Como já visto em artigo anterior, as uniões endogâmicas e a repetição de certos nomes geravam diversos equívocos para futuros pesquisadores. Morando na rua Alegre, dois primos tinham nomes praticamente iguais: Rafael de Aguiar Paes de Barros (filho do Barão de Itu) e Rafael Tobias de Aguiar Paes de Barros (filho do Barão de Piracicaba e segundo do mesmo título). São comuns as confusões por conta dessa semelhança, algumas motivadas por descuido e falta de análise mais profunda, outras pela escassez de fontes disponíveis para consulta.


Rafael Tobias de Aguiar Paes de Barros, futuro Barão de Piracicaba II, ergueu um belo palacete por volta de 1870, um dos primeiros a serem implantados fora do alinhamento da rua. Sobrinho e afilhado do Brigadeiro Tobias (de quem possuía o nome), ele construiu sua casa num imenso terreno na esquina das ruas Senador Queiróz com Alegre, sendo os fundos voltados para a rua Triste, onde ficavam o pomar, as cocheiras e acomodações do escravos. Com mais de sessenta cômodos, a casa possuía os dormitórios no térreo, sendo que o estar formal e familiar se localizava no primeiro andar, considerado o pavimento nobre. Isso ainda era resquício dos sobrados coloniais, nos quais as acomodações para escravos e os serviços se encontravam no piso ao rés-do-chão. Provavelmente a construção era mista, usando taipa de pilão e tijolos de barro, estes com o brasão da Olaria Sampaio Peixoto, de Campinas.

Solar do Barão de Piracicaba II (Autor desconhecido, cerca 1929)


O Barão faleceu em 1898, mas sua viúva e alguns filhos residiram no palacete até 1918, quando foi ocupado pela escola de Farmácia. Foi nessa casa que um dos genros do Barão, o jovem bacharel Washington Luis Pereira de Souza começou a trilhar os caminhos da política. Casado com Sofia, certamente se beneficiou do prestígio que o sogro tinha na sociedade paulista, bem como da vasta e influente parentela. A residência do Barão de Piracicaba foi demolida em 1942.

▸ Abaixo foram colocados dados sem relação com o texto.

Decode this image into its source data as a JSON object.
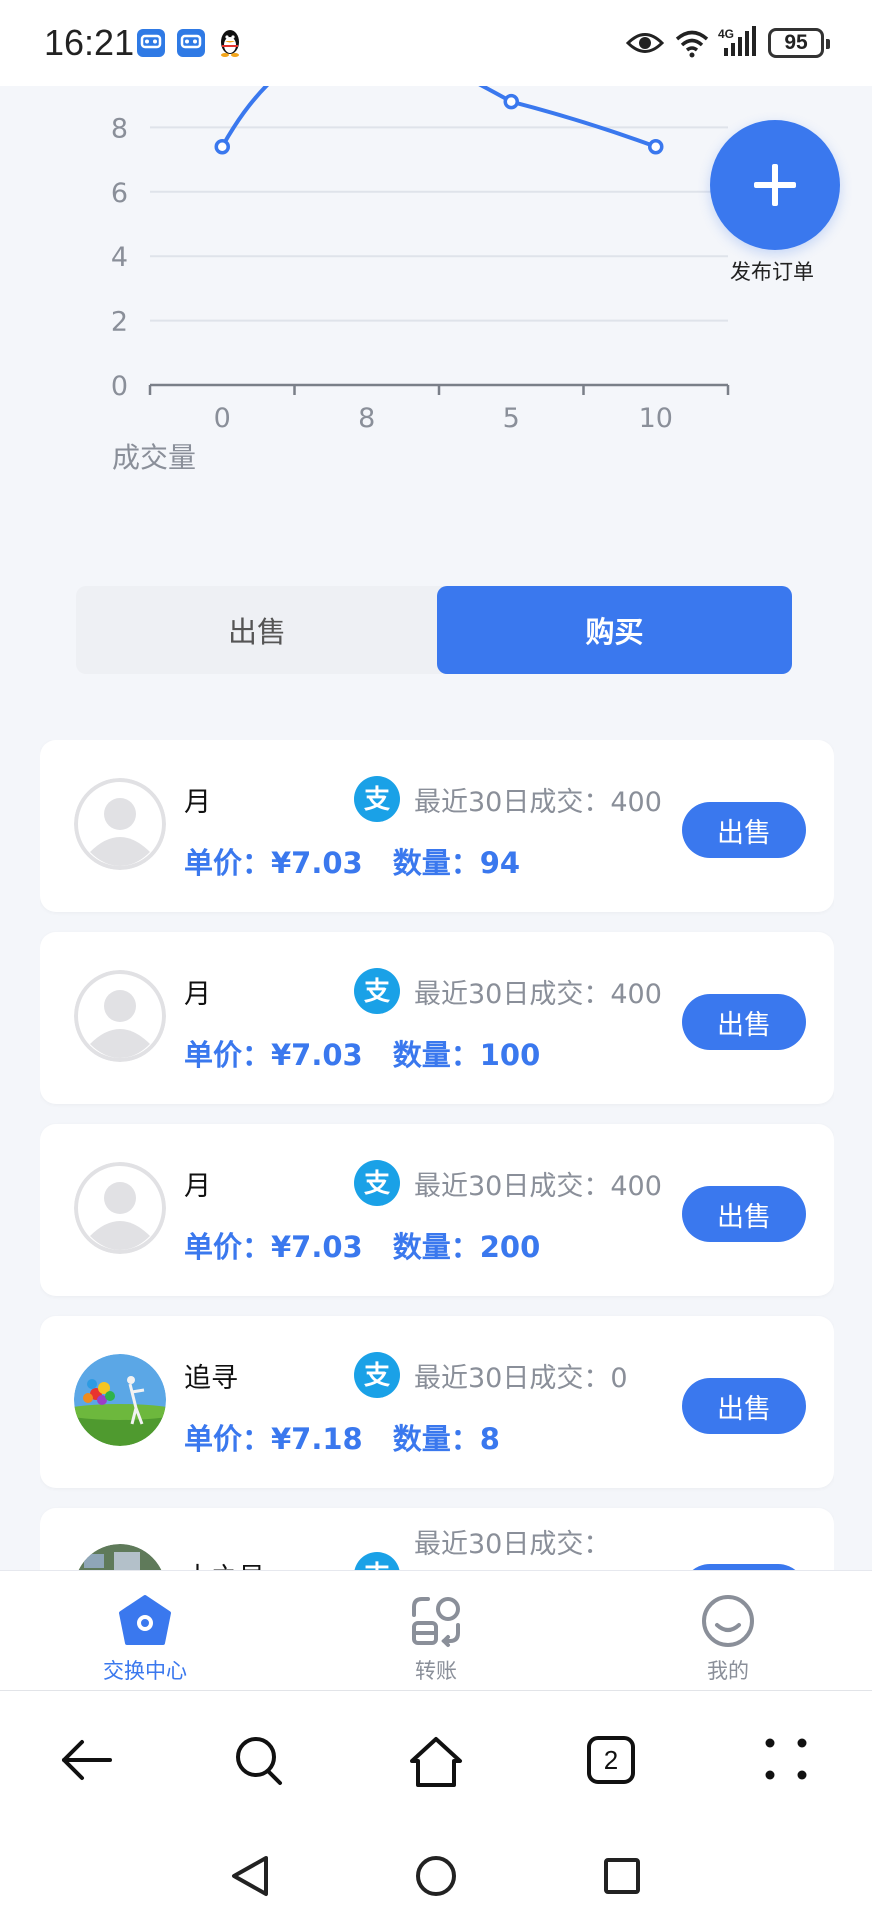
{
  "status_bar": {
    "time": "16:21",
    "battery": "95",
    "network": "4G",
    "icons": [
      "app-icon",
      "app-icon",
      "qq-penguin-icon",
      "eye-icon",
      "wifi-icon",
      "signal-icon",
      "battery-icon"
    ]
  },
  "chart_data": {
    "type": "line",
    "xlabel": "成交量",
    "categories": [
      "0",
      "8",
      "5",
      "10"
    ],
    "y_ticks": [
      "0",
      "2",
      "4",
      "6",
      "8"
    ],
    "ylim": [
      0,
      8
    ],
    "visible_points": [
      {
        "x_index": 0,
        "y": 7.4
      },
      {
        "x_index": 2,
        "y": 8.8
      },
      {
        "x_index": 3,
        "y": 7.4
      }
    ],
    "series_color": "#3a78ee",
    "grid": true
  },
  "publish": {
    "label": "发布订单",
    "icon": "plus-icon"
  },
  "tabs": [
    {
      "label": "出售",
      "active": false
    },
    {
      "label": "购买",
      "active": true
    }
  ],
  "orders": [
    {
      "name": "月",
      "recent": "最近30日成交：400",
      "price": "单价：¥7.03",
      "qty": "数量：94",
      "action": "出售",
      "avatar": "default-avatar"
    },
    {
      "name": "月",
      "recent": "最近30日成交：400",
      "price": "单价：¥7.03",
      "qty": "数量：100",
      "action": "出售",
      "avatar": "default-avatar"
    },
    {
      "name": "月",
      "recent": "最近30日成交：400",
      "price": "单价：¥7.03",
      "qty": "数量：200",
      "action": "出售",
      "avatar": "default-avatar"
    },
    {
      "name": "追寻",
      "recent": "最近30日成交：0",
      "price": "单价：¥7.18",
      "qty": "数量：8",
      "action": "出售",
      "avatar": "balloon-photo"
    },
    {
      "name": "木之易",
      "recent": "最近30日成交：",
      "price": "",
      "qty": "",
      "action": "出售",
      "avatar": "aerial-photo"
    }
  ],
  "bottom_nav": [
    {
      "label": "交换中心",
      "icon": "exchange-center-icon",
      "active": true
    },
    {
      "label": "转账",
      "icon": "transfer-icon",
      "active": false
    },
    {
      "label": "我的",
      "icon": "smile-icon",
      "active": false
    }
  ],
  "browser_bar": {
    "tab_count": "2",
    "icons": [
      "back-arrow-icon",
      "search-icon",
      "home-icon",
      "tabs-icon",
      "more-dots-icon"
    ]
  },
  "colors": {
    "accent": "#3a78ee",
    "alipay": "#1aa1e7",
    "background": "#f4f6fa"
  }
}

Por volta de 1885 outro Rafael Tobias, primo e homônimo do anterior, também mandou construir para si um belo palacete, ao gosto neoclássico, mas que inovava ao transferir o andar nobre para o térreo, o que seria o padrão a partir de então. Externamente ambas as residências se assemelhavam, com pequenas modificações quanto à ornamentação.

Palacete de Rafael de Aguiar Barros (Axel Frick)

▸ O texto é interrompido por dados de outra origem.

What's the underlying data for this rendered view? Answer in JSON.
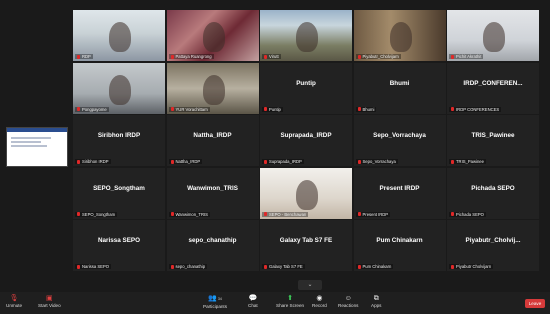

O palacete em que morou Antonio Alvares Penteado antes de mudar-se para Higienópolis foi construído junto ao alinhamento da rua, com entrada por jardim lateral, na década de 1890. Abrigou anos depois o Hotel Albion.

Palacete de Antonio Alvares Penteado, já funcionando como hotel (Autor desconhecido, cerca de 1929)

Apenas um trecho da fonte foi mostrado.